Thursday, 20 March 2014

Active Living

I hate exercise. It's not so much the doing of exercise I hate as the whole concept of putting aside time with the express purpose of torturing your body. While I know it's good for me it seems so unnatural.  And I reckon I have proof that it is unnatural. Well perhaps not proof but supporting observations.

A few years back our family went on a holiday to Africa. As I look back at that trip I don't remember seeing anyone, animal or human, exercising. What I saw was two things.   For the vast majority of the time everything moved slowly, very slowly.   While the movements were slow they were constant. You didn't see a lot of lazing around except for the lions maybe.

The second thing you saw very occasionally was full tilt sprints for a short period.  Sometimes this was a fright response to seeing us tourists, in natural settings it is more likely to be the food chain in action as hunter and prey burst into life.  I began to wonder.

Then last year sometime I watched a program on BBC called Horizon. On this particular episode they talked about exercise and it's impact. Simplistically their conclusion was that if you focused on moving constantly and then occasionally stressed to body to maximum (3 x 20 second sprints 3 x a week) then you would get the vast majority of benefits that exercise has to offer.  Seemed pretty consistent with what I saw I Africa.

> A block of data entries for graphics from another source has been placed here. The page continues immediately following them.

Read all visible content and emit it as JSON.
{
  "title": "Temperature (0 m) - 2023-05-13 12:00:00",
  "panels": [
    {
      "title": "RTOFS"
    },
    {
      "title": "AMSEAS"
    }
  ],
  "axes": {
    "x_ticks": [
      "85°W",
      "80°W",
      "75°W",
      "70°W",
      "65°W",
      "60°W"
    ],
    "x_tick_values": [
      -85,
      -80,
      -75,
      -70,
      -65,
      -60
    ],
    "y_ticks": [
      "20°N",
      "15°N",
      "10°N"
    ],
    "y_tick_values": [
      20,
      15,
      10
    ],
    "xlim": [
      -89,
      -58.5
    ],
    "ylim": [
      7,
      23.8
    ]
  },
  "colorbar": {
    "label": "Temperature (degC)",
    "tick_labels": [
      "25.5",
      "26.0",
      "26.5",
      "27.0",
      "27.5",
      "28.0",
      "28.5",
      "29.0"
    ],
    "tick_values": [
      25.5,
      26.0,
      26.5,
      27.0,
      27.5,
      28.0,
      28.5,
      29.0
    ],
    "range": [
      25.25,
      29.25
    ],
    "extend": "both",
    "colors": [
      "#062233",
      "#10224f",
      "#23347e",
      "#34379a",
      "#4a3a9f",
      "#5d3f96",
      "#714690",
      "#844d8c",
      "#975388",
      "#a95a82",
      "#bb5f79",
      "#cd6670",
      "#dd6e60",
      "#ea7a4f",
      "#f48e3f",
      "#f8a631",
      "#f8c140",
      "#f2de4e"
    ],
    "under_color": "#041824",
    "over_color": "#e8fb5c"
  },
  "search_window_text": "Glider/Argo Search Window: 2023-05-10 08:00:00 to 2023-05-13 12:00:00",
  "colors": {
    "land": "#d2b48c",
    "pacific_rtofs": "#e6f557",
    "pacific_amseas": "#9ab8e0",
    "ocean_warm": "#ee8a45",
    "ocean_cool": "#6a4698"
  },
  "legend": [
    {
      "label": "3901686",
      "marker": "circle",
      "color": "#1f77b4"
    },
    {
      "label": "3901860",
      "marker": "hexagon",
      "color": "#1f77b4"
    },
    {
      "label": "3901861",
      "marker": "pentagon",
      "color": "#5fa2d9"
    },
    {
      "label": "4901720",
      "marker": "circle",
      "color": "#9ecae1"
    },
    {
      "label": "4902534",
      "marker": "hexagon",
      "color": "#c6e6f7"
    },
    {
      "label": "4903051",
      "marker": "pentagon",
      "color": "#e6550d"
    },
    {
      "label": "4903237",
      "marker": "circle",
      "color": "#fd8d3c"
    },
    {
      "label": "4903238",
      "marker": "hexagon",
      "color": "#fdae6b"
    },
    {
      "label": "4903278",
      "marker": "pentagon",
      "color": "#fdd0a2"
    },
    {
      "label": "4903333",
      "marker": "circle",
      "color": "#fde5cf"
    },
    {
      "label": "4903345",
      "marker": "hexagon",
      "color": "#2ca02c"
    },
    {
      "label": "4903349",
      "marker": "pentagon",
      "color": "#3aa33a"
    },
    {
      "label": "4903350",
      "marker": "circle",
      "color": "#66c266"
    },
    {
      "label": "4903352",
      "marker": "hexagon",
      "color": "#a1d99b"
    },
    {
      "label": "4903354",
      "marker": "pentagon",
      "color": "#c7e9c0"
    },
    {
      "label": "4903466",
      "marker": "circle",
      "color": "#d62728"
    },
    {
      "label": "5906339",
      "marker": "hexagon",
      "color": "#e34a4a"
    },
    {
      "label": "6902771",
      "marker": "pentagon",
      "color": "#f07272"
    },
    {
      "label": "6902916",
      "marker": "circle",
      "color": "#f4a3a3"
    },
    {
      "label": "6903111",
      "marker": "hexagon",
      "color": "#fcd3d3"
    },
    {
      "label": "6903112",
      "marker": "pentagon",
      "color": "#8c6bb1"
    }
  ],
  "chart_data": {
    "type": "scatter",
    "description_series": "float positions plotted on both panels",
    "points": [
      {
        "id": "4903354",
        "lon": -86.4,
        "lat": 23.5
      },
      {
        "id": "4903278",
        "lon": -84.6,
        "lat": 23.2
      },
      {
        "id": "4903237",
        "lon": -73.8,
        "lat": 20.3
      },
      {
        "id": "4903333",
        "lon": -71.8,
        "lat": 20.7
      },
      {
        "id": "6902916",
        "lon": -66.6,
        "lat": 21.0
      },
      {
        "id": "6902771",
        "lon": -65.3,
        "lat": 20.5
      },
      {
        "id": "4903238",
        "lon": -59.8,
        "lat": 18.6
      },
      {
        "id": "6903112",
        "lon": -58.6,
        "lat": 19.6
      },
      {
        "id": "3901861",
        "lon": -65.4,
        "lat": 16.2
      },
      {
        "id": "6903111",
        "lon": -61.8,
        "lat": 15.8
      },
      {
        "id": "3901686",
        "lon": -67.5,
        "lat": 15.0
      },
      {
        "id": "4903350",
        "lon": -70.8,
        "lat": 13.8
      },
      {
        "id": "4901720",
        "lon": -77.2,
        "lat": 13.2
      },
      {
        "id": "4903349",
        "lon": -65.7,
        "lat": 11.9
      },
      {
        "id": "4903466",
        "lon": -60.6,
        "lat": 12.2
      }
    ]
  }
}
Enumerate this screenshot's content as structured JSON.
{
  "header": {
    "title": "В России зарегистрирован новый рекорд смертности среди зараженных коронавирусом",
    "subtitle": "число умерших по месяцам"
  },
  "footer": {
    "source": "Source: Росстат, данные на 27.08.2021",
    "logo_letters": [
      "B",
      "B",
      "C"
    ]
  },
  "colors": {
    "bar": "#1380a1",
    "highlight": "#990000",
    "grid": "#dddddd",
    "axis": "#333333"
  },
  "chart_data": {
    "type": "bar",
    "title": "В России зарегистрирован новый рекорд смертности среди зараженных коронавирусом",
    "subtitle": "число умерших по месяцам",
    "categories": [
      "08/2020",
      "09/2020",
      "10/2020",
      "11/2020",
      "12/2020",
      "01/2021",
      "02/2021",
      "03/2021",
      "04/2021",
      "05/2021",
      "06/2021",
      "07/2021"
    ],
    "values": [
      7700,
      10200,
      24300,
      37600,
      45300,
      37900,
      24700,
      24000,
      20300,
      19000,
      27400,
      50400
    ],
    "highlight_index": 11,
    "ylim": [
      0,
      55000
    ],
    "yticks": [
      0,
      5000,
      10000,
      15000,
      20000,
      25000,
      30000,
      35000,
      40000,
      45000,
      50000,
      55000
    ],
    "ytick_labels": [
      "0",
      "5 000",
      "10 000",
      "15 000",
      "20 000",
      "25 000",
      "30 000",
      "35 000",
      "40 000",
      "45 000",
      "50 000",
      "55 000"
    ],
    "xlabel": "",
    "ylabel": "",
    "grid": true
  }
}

Of course when I began to compare all of this to my life the difference was stark. I mainly sat and movement was typically limited to walking to and from the car or between meetings. I always thought that I needed to do more exercise but that hatred of it meant that it never happened. Slowly  however I began to realise that maybe I didn't need more exercise but rather what I needed was create an active lifestyle. A way of living that caused me to move naturally and often. So I have set about experimenting to do just that.

For me it started by putting the car away and walking.   Walking is a natural act we are designed for and now I only drive to work as a last resort. Instead I walk to and from. I have begun to organise my formal meeting commitments in a way that means I have time to walk there.  My phone has a pedometer built in so I can track how far I have walked. What a difference. 

Historically I have walked about 1500 to 2000 steps now on average I am doing about 8000 to 10,000 with a record of 17,000.  Interestingly I have more energy and better focus when I work and I sleep better.  The only down side was an early blister on my big toe and some fatigue in my legs occasionally.  The best thing however is I enjoy it,  it's becoming natural and it feels right.